A Tale of Two Maps

A Tale of Two Maps: Ernest H. Shepard’s 100 Aker Wood and Lucille Oille’s Owl Pen

by Ellen Blaubergs



Colour version of the 100 AKER WOOD Map, circa 1970; copy in author’s possession.


A walk down memory lane was unmanageable for many folks who had been looking forward to the Victoria & Albert Museum’s Winnie-the-Pooh travelling exhibition at the Royal Ontario Museum last year. We missed the showcase of original manuscripts, letters, photographs and objects related to A. A. Milne’s iconic bear (with a real-life Canadian connection) along with Ernest H. Shepard’s charming illustrations of Pooh and his companions. One of my favourites has always been his map of “100 AKER WOOD” which appears inside the covers of the 1926 edition of Winnie the Pooh.

A good adventure story always has a map. This one, “DRAWN BY ME [Christopher Robin] AND MR SHEPARD HELPED” is sweetly amusing with its phonetic spellings of “100 AKER WOOD”, “RABBITS, FRENDS AND RALETIONS”, “BIG STONES AND ROX”, and others. The homes of Kanga, Pooh, Piglet, Owl, Eeyore, Christopher Robin, Rabbit, and “where the Woozle wasn’t” are all depicted, as is the BEE TREE, SAND PIT WHERE ROO PLAYS along with the “POOH TRAP FOR HEFFALUMPS. Shephard also included a mischievous compass in the upper left corner with the letters “P O O H”. There is charming folk art-quality to the physical landscape of the wood, its pines and oaks, streams, boggy area and “floody place”, sand pit, and rocky area – truly Pooh’s Eden.
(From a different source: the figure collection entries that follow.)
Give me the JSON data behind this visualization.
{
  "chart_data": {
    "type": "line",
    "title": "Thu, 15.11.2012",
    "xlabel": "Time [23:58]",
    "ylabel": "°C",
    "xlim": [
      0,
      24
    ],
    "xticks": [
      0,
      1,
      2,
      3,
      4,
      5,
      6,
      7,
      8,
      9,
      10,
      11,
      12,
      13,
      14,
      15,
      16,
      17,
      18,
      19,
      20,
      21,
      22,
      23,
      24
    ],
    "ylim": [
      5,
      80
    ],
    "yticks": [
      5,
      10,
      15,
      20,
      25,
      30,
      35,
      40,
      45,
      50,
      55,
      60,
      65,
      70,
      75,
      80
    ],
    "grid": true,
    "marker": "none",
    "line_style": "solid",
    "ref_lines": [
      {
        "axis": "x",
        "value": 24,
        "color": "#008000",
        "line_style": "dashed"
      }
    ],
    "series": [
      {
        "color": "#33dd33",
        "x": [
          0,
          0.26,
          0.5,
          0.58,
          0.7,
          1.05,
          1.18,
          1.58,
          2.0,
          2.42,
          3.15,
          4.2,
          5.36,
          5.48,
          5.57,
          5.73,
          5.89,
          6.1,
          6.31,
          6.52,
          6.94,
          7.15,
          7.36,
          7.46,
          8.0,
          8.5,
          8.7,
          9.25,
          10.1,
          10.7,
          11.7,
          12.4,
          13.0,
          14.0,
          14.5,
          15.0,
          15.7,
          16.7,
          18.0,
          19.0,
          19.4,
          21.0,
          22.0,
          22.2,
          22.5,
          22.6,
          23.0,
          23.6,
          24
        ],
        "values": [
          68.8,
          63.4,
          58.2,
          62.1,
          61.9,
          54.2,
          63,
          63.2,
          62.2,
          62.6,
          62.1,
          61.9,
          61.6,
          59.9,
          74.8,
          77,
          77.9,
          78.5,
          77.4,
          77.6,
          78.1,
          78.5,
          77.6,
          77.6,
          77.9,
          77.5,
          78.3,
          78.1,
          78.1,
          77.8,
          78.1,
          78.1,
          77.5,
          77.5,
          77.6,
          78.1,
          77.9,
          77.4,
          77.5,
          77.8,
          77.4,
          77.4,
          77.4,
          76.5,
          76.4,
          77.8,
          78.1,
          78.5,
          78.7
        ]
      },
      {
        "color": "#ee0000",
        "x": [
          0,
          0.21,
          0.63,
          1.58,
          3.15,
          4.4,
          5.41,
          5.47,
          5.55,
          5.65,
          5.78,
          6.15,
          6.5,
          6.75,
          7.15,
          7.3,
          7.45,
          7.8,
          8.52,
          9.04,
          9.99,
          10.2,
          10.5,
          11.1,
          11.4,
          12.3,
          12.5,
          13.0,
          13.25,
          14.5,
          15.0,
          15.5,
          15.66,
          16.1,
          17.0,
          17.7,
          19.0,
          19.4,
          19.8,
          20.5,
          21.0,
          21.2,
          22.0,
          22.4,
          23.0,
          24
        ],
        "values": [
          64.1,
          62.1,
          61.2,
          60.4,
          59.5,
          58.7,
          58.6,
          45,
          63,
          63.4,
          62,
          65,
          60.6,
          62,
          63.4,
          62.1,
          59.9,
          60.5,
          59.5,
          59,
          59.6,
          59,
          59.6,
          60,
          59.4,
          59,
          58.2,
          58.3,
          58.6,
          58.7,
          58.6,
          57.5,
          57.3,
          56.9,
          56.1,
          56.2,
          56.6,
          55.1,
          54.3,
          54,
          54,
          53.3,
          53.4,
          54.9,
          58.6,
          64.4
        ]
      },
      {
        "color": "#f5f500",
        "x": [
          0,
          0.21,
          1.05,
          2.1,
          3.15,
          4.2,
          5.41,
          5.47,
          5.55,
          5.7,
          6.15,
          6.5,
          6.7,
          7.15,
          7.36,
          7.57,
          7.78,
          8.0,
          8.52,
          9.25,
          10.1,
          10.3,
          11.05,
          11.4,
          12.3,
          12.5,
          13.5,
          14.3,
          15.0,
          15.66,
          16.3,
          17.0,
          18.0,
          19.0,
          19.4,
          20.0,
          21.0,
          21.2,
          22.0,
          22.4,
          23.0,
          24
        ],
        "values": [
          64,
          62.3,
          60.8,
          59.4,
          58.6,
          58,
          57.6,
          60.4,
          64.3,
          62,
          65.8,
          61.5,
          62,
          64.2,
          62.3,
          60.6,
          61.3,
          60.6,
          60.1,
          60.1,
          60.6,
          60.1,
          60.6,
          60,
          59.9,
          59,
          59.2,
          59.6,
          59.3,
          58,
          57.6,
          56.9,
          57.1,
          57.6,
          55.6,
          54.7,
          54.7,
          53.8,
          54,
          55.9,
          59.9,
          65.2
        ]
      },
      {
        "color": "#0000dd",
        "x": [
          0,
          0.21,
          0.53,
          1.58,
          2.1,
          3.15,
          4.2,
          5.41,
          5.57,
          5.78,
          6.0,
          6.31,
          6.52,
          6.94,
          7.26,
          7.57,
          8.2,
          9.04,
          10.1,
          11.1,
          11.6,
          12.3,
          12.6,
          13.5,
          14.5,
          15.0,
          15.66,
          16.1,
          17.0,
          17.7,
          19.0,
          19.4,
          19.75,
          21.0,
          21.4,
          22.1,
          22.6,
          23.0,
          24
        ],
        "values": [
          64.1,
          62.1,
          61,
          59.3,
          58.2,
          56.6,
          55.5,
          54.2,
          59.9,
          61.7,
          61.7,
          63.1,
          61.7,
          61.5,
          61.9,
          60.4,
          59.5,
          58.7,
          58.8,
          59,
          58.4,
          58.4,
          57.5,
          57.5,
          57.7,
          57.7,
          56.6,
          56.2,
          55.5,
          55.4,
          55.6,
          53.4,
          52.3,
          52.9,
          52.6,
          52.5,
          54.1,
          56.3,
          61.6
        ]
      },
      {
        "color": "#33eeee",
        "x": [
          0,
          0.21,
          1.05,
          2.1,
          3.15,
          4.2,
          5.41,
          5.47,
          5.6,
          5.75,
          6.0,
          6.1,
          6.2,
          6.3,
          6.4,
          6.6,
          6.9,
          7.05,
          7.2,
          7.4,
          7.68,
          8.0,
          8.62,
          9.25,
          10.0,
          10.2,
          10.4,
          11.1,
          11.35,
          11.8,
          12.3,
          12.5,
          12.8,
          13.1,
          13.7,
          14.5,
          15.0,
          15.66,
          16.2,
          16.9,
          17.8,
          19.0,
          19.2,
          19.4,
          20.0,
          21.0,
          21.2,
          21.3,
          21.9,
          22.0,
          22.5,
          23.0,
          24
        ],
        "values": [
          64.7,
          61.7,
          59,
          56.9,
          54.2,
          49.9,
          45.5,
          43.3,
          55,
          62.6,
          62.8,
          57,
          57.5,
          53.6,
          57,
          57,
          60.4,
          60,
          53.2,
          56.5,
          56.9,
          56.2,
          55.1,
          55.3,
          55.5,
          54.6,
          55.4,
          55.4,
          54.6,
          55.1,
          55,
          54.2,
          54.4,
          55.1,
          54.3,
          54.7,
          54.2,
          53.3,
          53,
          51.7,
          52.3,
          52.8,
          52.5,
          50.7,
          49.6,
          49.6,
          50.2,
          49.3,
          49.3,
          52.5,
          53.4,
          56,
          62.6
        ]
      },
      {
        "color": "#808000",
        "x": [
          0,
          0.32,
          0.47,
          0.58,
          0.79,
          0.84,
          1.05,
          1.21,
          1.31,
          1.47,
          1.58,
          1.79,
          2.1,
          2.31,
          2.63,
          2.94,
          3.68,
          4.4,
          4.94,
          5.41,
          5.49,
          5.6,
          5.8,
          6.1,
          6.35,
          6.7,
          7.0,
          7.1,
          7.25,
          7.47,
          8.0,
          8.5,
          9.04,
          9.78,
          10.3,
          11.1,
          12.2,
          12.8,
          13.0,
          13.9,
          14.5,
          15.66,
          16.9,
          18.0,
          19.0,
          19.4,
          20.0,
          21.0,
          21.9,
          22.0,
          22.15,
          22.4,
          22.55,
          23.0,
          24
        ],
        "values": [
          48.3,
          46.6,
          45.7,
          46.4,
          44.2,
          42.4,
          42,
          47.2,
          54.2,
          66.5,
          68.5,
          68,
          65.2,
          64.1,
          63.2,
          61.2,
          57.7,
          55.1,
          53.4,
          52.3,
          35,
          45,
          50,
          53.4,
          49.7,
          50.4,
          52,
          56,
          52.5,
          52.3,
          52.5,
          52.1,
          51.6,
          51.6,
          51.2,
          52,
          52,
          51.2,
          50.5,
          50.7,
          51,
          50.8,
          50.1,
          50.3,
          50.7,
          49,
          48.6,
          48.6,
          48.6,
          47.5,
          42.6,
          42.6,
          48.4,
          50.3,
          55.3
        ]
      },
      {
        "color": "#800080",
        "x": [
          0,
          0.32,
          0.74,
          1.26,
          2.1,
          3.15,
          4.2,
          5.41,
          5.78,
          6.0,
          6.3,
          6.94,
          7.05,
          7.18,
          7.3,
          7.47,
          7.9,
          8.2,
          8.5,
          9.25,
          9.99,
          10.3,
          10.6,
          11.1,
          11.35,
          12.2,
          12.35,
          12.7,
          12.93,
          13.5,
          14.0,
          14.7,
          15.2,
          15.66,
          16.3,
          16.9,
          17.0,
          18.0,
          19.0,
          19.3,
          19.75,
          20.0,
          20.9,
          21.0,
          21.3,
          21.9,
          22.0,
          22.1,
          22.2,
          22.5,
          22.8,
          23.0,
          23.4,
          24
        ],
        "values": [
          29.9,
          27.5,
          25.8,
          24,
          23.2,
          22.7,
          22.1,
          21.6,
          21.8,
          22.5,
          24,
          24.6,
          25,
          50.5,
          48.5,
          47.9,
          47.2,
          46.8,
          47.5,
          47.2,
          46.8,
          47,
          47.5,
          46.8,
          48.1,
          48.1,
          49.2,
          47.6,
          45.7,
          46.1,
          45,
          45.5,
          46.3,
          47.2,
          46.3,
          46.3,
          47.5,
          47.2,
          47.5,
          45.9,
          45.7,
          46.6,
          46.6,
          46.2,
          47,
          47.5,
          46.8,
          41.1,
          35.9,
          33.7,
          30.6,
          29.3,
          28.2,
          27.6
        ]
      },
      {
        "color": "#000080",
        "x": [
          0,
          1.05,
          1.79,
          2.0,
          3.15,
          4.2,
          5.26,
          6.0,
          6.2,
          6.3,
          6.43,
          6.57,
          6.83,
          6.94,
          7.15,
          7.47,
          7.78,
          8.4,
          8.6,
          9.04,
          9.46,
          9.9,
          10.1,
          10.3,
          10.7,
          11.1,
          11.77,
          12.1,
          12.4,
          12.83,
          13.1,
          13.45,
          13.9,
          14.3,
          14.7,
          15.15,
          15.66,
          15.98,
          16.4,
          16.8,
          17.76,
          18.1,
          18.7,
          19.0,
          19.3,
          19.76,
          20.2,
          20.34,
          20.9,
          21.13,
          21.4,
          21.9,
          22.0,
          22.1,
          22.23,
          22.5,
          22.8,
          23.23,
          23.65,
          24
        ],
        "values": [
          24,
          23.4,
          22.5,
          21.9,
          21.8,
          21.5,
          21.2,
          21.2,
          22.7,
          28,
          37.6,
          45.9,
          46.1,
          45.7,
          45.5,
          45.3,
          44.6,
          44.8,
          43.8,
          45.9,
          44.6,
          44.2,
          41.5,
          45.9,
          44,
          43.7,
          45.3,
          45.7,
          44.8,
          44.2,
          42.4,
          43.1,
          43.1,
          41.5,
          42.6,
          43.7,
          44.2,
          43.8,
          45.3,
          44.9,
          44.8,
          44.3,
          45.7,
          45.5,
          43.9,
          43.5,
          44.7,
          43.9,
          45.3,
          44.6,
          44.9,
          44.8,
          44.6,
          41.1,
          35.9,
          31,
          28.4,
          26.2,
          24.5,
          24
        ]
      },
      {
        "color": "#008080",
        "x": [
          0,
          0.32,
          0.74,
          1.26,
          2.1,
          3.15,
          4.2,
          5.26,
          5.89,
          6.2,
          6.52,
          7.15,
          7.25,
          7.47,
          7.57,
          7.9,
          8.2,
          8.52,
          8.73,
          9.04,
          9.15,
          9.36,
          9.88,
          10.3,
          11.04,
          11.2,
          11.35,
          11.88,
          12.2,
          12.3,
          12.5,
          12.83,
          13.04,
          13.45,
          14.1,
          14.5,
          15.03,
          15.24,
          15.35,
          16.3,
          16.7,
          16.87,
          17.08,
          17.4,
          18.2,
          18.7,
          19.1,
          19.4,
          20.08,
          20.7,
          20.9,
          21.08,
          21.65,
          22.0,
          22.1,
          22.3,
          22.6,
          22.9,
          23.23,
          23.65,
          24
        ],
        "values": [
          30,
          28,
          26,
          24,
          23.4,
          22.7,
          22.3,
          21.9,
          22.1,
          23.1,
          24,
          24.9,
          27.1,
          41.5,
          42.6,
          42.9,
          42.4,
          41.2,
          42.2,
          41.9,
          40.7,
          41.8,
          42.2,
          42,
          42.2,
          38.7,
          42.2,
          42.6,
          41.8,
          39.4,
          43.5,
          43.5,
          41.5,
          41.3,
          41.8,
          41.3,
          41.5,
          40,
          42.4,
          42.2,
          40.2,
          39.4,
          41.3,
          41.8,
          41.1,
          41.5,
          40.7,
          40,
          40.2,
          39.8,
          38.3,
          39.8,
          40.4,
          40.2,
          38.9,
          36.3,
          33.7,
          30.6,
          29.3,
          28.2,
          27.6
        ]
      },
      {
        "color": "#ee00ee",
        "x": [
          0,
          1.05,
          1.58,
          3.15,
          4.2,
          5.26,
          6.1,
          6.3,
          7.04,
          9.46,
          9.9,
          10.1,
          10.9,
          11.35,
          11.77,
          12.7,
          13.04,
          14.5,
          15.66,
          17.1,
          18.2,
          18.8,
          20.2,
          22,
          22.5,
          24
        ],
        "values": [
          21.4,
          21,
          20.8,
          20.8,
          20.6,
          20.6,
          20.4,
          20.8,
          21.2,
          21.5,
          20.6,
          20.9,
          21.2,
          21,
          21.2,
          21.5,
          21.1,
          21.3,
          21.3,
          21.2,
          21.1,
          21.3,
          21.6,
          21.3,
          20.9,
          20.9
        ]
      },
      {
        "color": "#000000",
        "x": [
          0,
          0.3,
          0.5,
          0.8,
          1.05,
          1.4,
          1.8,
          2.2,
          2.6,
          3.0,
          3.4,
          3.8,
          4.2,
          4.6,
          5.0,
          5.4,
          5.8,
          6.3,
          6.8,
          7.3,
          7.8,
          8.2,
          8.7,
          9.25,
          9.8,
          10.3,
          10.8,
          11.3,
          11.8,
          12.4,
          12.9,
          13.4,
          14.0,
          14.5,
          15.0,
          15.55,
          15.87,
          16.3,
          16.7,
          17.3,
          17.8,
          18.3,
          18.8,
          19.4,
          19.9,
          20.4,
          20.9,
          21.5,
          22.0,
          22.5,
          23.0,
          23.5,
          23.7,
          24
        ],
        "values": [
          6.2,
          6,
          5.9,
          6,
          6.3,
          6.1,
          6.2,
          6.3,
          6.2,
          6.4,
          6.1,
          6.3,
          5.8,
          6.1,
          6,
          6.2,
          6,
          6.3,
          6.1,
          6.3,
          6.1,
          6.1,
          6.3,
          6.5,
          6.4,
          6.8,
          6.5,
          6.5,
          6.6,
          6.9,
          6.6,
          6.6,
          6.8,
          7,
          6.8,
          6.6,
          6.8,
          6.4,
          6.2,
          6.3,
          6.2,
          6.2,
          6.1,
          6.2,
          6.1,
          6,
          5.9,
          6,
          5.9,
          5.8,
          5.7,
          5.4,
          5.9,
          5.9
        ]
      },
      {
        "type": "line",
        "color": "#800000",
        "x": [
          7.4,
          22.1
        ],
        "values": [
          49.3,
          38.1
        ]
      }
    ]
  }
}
OWL PEN/UP MEDONTE WAY Map: Treasure from Owl Pen booklet, (circa 1951); includes excerpts from three Kenneth McNeill Wells books.


In 2019, the Coldwater Canadian Heritage Museum’s (CCHM) seasonal exhibit, Bees, Goats & Gossip: Celebrating the Rural Spirit of the Owl Pen featured a copy of Lucille Oille’s pictorial map of the farm she and her husband, Kenneth McNeill Wells managed on the 10th concession of Medonte Township (Creighton), in the 1940s and 1950s. They called it “Owl Pen.”  Originally created for Up Medonte Way by Wells (1951), it was also used for the covers of Treasure from Owl Pen (circa 1951).

Upon close examination, elements in this map are similar to Shephard’s, including a charming variety of animals and landscape features. The Wells family kept pedigree goats. Their chickens, dogs, log home, animal houses, and various tree species are all here. None of the animals on the map are named despite the family penchant to endow their critters with delightful monikers. Two of their goats were Tamarack and Pinecone. Their great horned owl (a rescue), was “the Doctor”, perhaps in honour of Oille’s physician-father; their dogs were Punch and Judy!

Although there is no Bee Tree, there is an OLD BEE YARD and a SMALL BEE YARD. The couple became renowned beekeepers with Wells heading up the Ontario Beekeepers’ Association. Their HONEY HOUSE was considered one of the most up to date in North America. Moonstone Creek flows through the property and we see pastures and scenes of daily rural life. A sense of calm orderliness prevails.

Some fun activities involving these two maps are slated for the CCHM website in 2021. They should evoke fond memories of two literary classics from the first half of the 20th century: one beloved around the world, and one with a distinctly local flavour.